Todas las mañanas sale de su casa en Gregorio de Laferrère y toma dos colectivos hasta llegar al Cenard, donde entrena. A la tarde trabaja en la sede de la Asociación Pro Ayuda al No Vidente –en Boedo y Cochabamba–: "Me siento frente a la computadora y transcribo las boletas de servicios a sistema braille. En mi tiempo libre confecciono llaveros y cinturones de tela, que luego vendo".
Almada padece de cataratas y glaucoma, pero eso no le impide disfrutar de uno de sus mayores placeres: ir a una cancha de fútbol. "Alcanzo a ver las figuras, los movimientos y los colores. Además, el fútbol es pura pasión."

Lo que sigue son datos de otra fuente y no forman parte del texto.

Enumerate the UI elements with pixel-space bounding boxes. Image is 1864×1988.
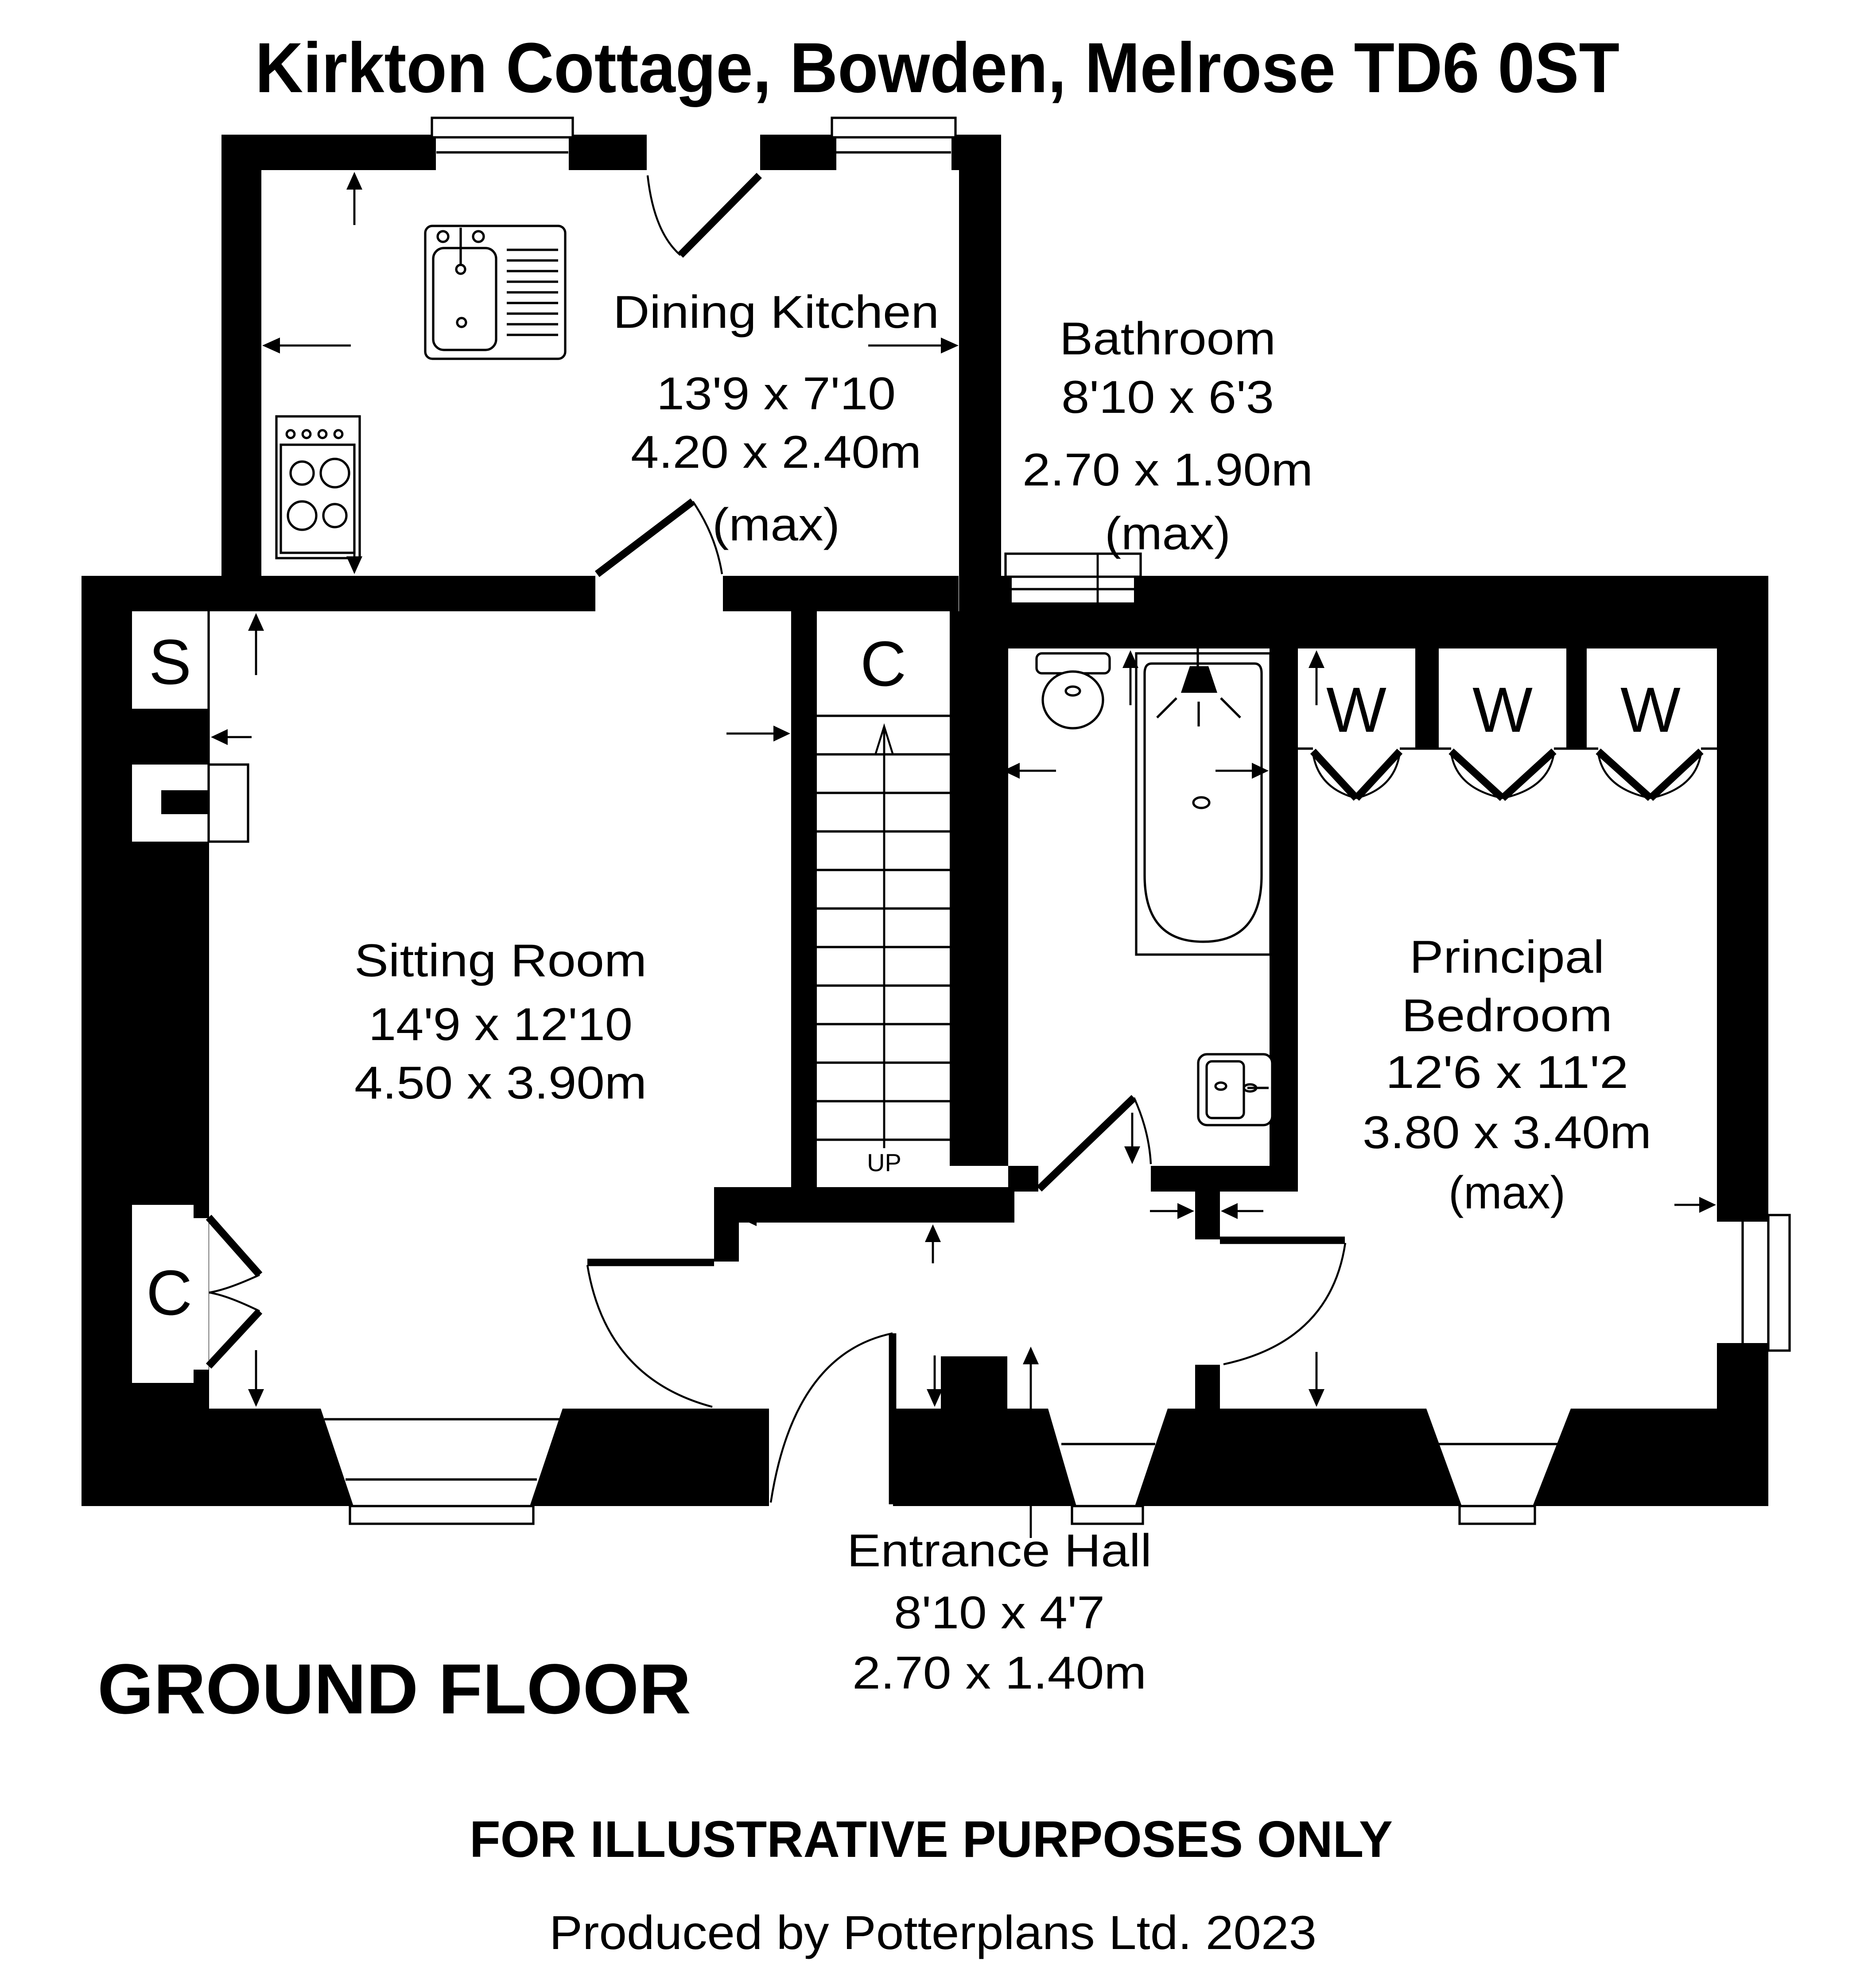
stove-fixture (276, 416, 360, 558)
room-label-sitting-room: Sitting Room 14'9 x 12'10 4.50 x 3.90m (354, 935, 647, 1109)
credit-text: Produced by Potterplans Ltd. 2023 (549, 1906, 1316, 1959)
kitchen-top-door (648, 175, 759, 255)
disclaimer-text: FOR ILLUSTRATIVE PURPOSES ONLY (470, 1810, 1393, 1868)
hall-window (1061, 1444, 1155, 1524)
front-door (771, 1333, 893, 1504)
dining-kitchen-qualifier: (max) (712, 499, 840, 551)
sitting-room-imperial: 14'9 x 12'10 (369, 999, 633, 1050)
kitchen-bottom-door (597, 501, 722, 574)
staircase: UP (817, 716, 950, 1176)
dining-kitchen-imperial: 13'9 x 7'10 (656, 368, 896, 419)
wardrobe-label-2: W (1472, 674, 1533, 746)
closet-label-stairs: C (860, 628, 906, 699)
room-label-principal-bedroom: Principal Bedroom 12'6 x 11'2 3.80 x 3.4… (1363, 932, 1651, 1219)
bathroom-qualifier: (max) (1105, 508, 1231, 559)
sitting-room-metric: 4.50 x 3.90m (354, 1057, 647, 1109)
floor-title: GROUND FLOOR (97, 1649, 691, 1728)
floor-plan-page: Kirkton Cottage, Bowden, Melrose TD6 0ST (0, 0, 1864, 1988)
wardrobe-doors (1298, 749, 1717, 798)
bedroom-door (1220, 1240, 1345, 1364)
sitting-room-name: Sitting Room (354, 935, 647, 986)
wardrobe-label-3: W (1620, 674, 1681, 746)
bedroom-name-line1: Principal (1410, 932, 1604, 983)
store-label: S (149, 626, 191, 698)
bedroom-name-line2: Bedroom (1402, 990, 1612, 1041)
floor-plan-canvas: Kirkton Cottage, Bowden, Melrose TD6 0ST (0, 0, 1864, 1988)
sitting-room-door (587, 1262, 714, 1407)
room-label-bathroom: Bathroom 8'10 x 6'3 2.70 x 1.90m (max) (1022, 313, 1313, 559)
fireplace-hearth (209, 765, 248, 842)
bedroom-side-window (1743, 1215, 1790, 1351)
toilet-fixture (1037, 653, 1110, 728)
sitting-room-bay-window (324, 1419, 560, 1524)
bathroom-door (1039, 1098, 1151, 1189)
kitchen-sink-fixture (425, 226, 565, 359)
stairs-up-label: UP (867, 1149, 901, 1176)
entrance-hall-name: Entrance Hall (847, 1525, 1152, 1576)
entrance-hall-imperial: 8'10 x 4'7 (894, 1587, 1105, 1639)
kitchen-window-right (832, 118, 955, 152)
bathroom-imperial: 8'10 x 6'3 (1061, 372, 1274, 423)
walls (82, 135, 1768, 1506)
plan-title: Kirkton Cottage, Bowden, Melrose TD6 0ST (255, 28, 1619, 107)
washbasin-fixture (1198, 1054, 1272, 1125)
kitchen-window-left (432, 118, 573, 152)
bedroom-metric: 3.80 x 3.40m (1363, 1107, 1651, 1158)
bathroom-metric: 2.70 x 1.90m (1022, 444, 1313, 496)
bedroom-bottom-window (1439, 1444, 1557, 1524)
room-label-dining-kitchen: Dining Kitchen 13'9 x 7'10 4.20 x 2.40m … (613, 287, 939, 551)
bathroom-name: Bathroom (1060, 313, 1276, 365)
room-label-entrance-hall: Entrance Hall 8'10 x 4'7 2.70 x 1.40m (847, 1525, 1152, 1699)
bedroom-imperial: 12'6 x 11'2 (1386, 1047, 1628, 1098)
dining-kitchen-name: Dining Kitchen (613, 287, 939, 338)
closet-label-sitting-room: C (146, 1257, 192, 1328)
wardrobe-label-1: W (1326, 674, 1386, 746)
closet-double-doors (209, 1217, 260, 1366)
bathtub-fixture (1136, 648, 1270, 955)
dining-kitchen-metric: 4.20 x 2.40m (631, 427, 921, 478)
bedroom-qualifier: (max) (1448, 1167, 1565, 1219)
entrance-hall-metric: 2.70 x 1.40m (852, 1647, 1146, 1699)
fireplace-insert (161, 790, 209, 814)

Ahora, además de su meta inmediata, competir en los próximos Juegos Paralímpicos, la esperan dos objetivos: retomar su carrera en el profesorado de Educación Física y tener una camiseta del polista Adolfo Cambiaso. "Es que nací en el barrio Los Perales, de Mataderos, y la primera vez que fui a una cancha tenía 2 años, cuando Chicago ascendió a Primera. Desde que los jugadores de La Dolfina se pusieron la camiseta verde y negra, el polo pasó a ser parte de mi corazón."